The term "Proterozoic"
means "First Life". One-celled organisms dominated life
throughout most of the Proterozoic, which lasted from at least
2.5 billion years ago--when the first known life appeared--to
the beginning of the Cambrian period, 570 million years ago. For
much of this time, vast mats of algae consumed the carbon dioxide
in the atmosphere and released oxygen, slowly creating the conditions
suitable for oxygen-breathing life.
Granites form when sedimentary rocks
or granites melt and then crystallize under the earth's surface.
This often happens when two tectonic plates collide. The heat
of the collision can melt vast amounts of continental rocks and
deeply buried sediments and create masses of granite called batholiths.
The Sierra Nevada in California is a good example of a batholith.

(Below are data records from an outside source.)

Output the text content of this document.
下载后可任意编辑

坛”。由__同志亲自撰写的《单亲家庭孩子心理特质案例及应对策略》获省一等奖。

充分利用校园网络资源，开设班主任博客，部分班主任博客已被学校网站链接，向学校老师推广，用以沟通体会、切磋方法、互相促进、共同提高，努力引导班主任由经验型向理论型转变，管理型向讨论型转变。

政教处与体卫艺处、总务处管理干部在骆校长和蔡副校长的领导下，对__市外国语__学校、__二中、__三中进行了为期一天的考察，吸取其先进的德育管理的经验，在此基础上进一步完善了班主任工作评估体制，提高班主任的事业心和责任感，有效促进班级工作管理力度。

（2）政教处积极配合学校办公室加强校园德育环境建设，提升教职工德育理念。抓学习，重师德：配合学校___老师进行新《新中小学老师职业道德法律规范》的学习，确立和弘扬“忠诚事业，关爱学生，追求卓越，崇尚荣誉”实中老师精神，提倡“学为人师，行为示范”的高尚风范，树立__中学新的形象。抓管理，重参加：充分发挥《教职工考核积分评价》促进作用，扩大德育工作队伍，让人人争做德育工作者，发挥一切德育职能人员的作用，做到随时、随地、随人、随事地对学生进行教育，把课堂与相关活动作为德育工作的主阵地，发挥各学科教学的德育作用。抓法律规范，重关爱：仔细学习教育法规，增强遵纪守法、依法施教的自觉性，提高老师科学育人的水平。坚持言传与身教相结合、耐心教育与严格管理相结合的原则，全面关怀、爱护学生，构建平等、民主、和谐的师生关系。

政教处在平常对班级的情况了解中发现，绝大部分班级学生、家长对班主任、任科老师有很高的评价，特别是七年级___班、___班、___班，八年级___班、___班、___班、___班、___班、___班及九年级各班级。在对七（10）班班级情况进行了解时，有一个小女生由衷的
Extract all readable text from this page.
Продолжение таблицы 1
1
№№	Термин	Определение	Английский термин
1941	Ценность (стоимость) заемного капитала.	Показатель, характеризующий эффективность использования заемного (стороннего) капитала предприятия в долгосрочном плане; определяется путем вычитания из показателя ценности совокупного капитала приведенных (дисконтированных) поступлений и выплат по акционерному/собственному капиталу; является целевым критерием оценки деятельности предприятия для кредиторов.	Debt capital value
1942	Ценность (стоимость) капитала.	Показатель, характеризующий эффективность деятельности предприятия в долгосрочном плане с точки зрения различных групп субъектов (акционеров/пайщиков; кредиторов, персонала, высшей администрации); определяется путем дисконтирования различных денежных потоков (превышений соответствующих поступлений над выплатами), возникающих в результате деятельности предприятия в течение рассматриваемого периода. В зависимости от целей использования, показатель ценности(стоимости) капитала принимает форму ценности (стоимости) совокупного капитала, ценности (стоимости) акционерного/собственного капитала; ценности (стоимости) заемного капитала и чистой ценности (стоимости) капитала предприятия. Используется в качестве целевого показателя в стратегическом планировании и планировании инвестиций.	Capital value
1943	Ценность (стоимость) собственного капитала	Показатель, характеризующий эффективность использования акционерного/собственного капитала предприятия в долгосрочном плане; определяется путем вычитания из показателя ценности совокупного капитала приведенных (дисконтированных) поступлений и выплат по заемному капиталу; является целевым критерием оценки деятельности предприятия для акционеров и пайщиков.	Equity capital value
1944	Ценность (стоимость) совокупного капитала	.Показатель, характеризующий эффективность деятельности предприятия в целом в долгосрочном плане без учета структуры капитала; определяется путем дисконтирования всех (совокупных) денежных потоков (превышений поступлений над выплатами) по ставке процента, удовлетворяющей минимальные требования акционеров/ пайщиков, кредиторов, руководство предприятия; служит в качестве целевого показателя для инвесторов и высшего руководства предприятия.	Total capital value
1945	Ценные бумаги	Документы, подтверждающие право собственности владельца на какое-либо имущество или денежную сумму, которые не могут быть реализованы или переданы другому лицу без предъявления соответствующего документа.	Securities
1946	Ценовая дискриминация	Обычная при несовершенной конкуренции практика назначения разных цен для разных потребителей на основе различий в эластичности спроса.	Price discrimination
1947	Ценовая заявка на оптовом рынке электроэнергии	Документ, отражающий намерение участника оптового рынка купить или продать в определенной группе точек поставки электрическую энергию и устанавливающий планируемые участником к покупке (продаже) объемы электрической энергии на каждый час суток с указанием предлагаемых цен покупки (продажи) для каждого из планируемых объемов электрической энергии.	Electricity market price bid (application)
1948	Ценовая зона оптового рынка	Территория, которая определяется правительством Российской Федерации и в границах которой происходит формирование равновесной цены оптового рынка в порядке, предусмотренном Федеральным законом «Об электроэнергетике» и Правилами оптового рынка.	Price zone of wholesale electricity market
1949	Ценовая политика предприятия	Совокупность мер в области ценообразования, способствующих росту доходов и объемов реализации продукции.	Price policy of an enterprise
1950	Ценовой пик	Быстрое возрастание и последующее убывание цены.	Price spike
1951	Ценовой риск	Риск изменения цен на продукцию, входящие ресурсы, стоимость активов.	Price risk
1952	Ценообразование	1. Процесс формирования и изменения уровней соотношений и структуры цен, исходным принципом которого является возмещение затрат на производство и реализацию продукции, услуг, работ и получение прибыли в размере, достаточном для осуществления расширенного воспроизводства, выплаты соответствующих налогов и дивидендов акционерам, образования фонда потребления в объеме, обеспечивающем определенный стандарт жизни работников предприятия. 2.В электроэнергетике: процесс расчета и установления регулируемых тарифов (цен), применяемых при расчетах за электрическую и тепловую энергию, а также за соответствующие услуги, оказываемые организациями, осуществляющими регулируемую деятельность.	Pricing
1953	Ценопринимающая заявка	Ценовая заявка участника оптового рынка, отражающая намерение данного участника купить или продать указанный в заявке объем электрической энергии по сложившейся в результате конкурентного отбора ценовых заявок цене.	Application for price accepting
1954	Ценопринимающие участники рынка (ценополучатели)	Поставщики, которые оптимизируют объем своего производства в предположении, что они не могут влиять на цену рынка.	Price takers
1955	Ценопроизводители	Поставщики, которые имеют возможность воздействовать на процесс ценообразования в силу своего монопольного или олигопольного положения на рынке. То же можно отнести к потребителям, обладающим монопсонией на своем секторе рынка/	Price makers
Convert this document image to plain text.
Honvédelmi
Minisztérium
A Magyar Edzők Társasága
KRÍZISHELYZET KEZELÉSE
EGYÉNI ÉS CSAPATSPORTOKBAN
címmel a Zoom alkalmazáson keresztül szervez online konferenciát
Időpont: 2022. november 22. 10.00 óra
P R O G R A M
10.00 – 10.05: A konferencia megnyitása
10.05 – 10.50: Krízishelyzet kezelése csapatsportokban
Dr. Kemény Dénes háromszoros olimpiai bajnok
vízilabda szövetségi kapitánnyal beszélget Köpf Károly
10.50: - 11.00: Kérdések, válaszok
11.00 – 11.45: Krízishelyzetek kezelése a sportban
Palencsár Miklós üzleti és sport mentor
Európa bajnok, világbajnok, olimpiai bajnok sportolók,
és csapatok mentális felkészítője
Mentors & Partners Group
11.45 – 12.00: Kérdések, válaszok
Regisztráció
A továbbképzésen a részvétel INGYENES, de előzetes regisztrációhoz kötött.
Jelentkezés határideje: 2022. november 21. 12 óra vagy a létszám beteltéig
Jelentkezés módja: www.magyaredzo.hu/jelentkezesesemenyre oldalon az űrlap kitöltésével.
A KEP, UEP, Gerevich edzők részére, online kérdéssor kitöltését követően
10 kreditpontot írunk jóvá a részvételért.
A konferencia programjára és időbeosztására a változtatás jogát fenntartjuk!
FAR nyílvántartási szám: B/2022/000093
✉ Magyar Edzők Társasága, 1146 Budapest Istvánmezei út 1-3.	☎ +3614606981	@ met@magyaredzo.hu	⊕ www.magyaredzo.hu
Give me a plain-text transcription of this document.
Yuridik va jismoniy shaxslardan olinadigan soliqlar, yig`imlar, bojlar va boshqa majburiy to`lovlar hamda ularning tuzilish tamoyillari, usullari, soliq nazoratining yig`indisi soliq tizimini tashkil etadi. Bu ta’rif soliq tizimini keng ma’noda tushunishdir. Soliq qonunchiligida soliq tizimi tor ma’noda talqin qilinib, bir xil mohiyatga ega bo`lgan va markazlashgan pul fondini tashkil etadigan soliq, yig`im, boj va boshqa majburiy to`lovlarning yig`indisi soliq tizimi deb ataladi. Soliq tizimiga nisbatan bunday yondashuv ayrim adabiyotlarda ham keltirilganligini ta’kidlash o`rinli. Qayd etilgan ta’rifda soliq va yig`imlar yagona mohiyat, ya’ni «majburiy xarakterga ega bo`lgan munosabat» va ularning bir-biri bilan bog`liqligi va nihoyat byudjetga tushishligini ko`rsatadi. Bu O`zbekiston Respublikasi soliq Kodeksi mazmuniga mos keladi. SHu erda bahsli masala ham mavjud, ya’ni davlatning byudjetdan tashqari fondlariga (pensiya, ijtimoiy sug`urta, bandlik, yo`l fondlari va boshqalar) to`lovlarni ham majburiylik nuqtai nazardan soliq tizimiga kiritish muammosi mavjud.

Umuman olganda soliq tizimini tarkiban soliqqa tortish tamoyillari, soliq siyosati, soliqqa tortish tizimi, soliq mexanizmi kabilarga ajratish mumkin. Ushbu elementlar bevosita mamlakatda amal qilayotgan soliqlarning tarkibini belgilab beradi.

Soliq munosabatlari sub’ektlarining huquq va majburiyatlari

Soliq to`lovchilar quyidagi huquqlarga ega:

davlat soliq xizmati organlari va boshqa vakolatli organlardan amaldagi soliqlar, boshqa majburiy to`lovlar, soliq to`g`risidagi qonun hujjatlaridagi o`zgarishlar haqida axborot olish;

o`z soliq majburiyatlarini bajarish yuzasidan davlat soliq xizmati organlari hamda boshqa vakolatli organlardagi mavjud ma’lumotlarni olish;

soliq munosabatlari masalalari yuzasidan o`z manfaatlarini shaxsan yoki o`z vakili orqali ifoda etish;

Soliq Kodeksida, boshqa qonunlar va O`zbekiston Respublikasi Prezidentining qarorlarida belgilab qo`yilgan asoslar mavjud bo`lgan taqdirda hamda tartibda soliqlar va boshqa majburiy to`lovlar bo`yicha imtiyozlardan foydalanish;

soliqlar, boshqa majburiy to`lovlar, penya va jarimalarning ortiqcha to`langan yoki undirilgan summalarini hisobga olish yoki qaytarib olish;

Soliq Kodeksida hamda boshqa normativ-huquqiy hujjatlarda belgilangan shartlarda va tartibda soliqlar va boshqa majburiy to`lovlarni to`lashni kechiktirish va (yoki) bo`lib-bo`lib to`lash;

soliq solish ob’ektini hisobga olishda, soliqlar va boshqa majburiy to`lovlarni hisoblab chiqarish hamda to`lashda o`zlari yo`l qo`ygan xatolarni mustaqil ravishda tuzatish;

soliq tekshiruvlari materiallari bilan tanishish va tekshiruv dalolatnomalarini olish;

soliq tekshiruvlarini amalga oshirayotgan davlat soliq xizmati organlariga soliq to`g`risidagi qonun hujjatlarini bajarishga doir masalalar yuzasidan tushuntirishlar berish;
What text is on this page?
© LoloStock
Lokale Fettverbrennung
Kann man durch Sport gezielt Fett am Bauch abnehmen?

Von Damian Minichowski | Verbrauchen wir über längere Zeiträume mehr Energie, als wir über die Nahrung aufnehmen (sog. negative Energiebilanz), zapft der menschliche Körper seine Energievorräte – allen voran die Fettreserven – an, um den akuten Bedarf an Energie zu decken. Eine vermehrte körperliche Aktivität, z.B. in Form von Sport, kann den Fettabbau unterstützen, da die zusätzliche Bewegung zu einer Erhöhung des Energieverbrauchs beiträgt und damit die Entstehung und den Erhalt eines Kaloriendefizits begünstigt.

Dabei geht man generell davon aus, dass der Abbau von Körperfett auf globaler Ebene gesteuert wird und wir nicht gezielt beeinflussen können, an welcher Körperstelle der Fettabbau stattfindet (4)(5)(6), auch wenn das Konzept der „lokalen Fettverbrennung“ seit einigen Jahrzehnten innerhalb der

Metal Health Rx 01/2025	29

It formed as the North American plate overrode the Farallon plate,
which has now mostly been driven down into the mantle. The Cocos
and Rivera plates, which underlie the ocean south of Baja California,
and the Juan de Fuca plate, off the northwest coast of the U.S.,
are small remnants
of the Farallon plate. The Esmond granites in Rhode Island probably
formed during a similar plate collision, hundreds of millions
of years before the Sierra Nevada. A second, later collision slightly
deformed and chemically altered the granite, introducing the epidote.
Erosion exposed the granites of
the Sierra Nevada as fault movements forced them upward. The gentle,
rolling hills of western Rhode Island are all that is left of
what may have been a similar mountain range, which rose at a time
before anything had evolved to live on land.